Этот текст размещен в сборнике «Отметины моего долгого пути на портал Proza. Ru», потому что в нем соединены два разных стиля: научный и автоэтнографический, пять лет назад выглядевший далеким от академического. Сейчас, мне кажется, их сближение наметилось в связи с развитием теории и методов феноменологической социологии.

               
             ******

С большим интересом и несомненной пользой для себя прочел книгу Дмитрия Рогозина, Анны Ипатовой и Надежды Галиевой «Стандартизированное (телефонное) интервью». Ниже объясню, чем вызван интерес и в чем я вижу пользу – не только для себя – этой книги, но прежде всего замечу, что ознакомление с концепцией этой работы и с ее содержанием породили во мне массу воспоминаний о, кто-то скажет, неблизких 1960-х – 1980-х, когда методолого-методическая тематика, особенно технологии, процедуры опросов активно обсуждались советскими социологами. Безусловно, в отдельных случаях исследователи обращались к территориальной выборке, проводили опросы в домах респондентов, сопоставляли данные, полученные разными методами, но не эти технологии были доминирующими.

Реальная практика того времени была весьма ограниченной, прежде всего использовались нехитрые приемы анкетирования по производственной выборке с привлечением распространителей анкет, в лучшем случае прошедших непродолжительный инструктаж непосредственно перед выходом в поле. Но я не хотел бы, чтобы у читателей возникло представление о том, что в те годы социологи переоценивали качество получаемой ими информации и не знали других практик. Моя социологическая деятельность начиналась в Ленинграде в середине 1960-х, но уже к тому времени В. А. Ядов и Б. М. Фирсов прошли обучение в Англии и активно делились своими знаниями и привезенной литературой.  И не только они.
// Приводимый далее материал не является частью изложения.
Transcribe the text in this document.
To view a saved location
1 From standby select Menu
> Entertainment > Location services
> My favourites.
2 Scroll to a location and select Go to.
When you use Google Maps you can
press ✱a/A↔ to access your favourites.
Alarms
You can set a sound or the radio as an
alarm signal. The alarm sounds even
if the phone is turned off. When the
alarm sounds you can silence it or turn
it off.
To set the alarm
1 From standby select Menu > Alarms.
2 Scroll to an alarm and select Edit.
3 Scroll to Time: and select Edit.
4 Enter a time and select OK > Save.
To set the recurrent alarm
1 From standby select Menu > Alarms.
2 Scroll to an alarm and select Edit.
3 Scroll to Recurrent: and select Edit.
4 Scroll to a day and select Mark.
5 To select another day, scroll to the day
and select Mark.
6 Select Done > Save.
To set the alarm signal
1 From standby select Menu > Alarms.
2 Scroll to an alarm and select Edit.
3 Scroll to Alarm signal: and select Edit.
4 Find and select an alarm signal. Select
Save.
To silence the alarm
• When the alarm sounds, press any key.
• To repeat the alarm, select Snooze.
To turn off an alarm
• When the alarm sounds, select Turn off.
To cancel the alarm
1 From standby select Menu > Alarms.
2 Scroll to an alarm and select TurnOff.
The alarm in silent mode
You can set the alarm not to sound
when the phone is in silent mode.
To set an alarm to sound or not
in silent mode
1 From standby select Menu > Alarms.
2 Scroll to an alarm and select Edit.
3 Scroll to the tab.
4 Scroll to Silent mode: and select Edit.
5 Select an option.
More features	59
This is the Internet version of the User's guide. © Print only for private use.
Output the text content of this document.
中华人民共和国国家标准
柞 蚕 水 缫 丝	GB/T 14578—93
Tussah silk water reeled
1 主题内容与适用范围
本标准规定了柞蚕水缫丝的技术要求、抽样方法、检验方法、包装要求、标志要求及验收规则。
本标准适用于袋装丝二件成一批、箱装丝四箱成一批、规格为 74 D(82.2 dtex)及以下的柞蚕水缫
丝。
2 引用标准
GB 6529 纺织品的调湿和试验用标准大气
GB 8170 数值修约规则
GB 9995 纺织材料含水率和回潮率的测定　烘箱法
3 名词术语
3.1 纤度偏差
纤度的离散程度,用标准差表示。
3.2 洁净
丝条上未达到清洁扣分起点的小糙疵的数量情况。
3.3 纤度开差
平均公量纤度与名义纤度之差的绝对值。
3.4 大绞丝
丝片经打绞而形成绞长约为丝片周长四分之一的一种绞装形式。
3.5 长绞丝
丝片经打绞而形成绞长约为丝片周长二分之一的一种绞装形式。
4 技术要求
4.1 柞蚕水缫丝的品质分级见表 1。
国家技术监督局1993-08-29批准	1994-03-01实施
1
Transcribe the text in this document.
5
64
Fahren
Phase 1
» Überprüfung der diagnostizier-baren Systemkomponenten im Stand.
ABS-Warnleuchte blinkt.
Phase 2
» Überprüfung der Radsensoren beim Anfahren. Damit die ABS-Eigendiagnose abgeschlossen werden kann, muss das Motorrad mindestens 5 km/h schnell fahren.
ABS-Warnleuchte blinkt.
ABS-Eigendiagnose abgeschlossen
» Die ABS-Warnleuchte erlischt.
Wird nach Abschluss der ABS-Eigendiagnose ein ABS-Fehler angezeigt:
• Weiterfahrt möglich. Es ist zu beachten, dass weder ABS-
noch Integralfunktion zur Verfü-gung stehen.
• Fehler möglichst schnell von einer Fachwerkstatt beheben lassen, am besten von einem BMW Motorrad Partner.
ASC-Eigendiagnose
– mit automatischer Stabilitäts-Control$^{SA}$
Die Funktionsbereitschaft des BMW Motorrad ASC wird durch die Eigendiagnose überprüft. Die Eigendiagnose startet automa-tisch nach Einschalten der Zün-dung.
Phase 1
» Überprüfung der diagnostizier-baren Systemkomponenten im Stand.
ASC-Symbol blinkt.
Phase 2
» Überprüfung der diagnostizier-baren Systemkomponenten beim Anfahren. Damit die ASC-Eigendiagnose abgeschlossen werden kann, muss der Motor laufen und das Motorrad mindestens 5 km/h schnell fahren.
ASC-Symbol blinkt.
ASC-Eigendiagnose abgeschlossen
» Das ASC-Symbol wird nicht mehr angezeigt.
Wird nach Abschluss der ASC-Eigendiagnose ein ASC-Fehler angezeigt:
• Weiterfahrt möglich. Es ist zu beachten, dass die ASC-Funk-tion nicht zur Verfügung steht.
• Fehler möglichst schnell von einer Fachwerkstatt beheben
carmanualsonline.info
Приведу пример того, как наше профессиональное сообщество осваивало методическую культуру, подробнее эта история описана в монографии [1]. Входившие в социологию во второй половине 1960-х гг., не только ленинградцы, помнят перевод книги У. Гуда и П. Хатта [2]. (Goode, Hutt 1952) по методам эмпирической социологии. Этот неизданный текст многим помог в овладении азами социологических методов. Через четыре десятилетия после описываемых ниже событий на мой вопрос В. А. Ядову, знакомили ли студентов в годы его обучения на философском факультете ЛГУ с основами тестирования и опросными методами, он ответил: «Конечно, о тестах, эксперименте в психологии я знал, но впечатления это не произвело. Гуд и Хатт — совсем другое, так как я понял, что есть эмпирическая социология». По мнению А. Г. Здравомыслова, Гуд и Хатт вооружили первое поколение социологов методами, т. е. грамотными средствами реализации идей, которые сформировались у них самих.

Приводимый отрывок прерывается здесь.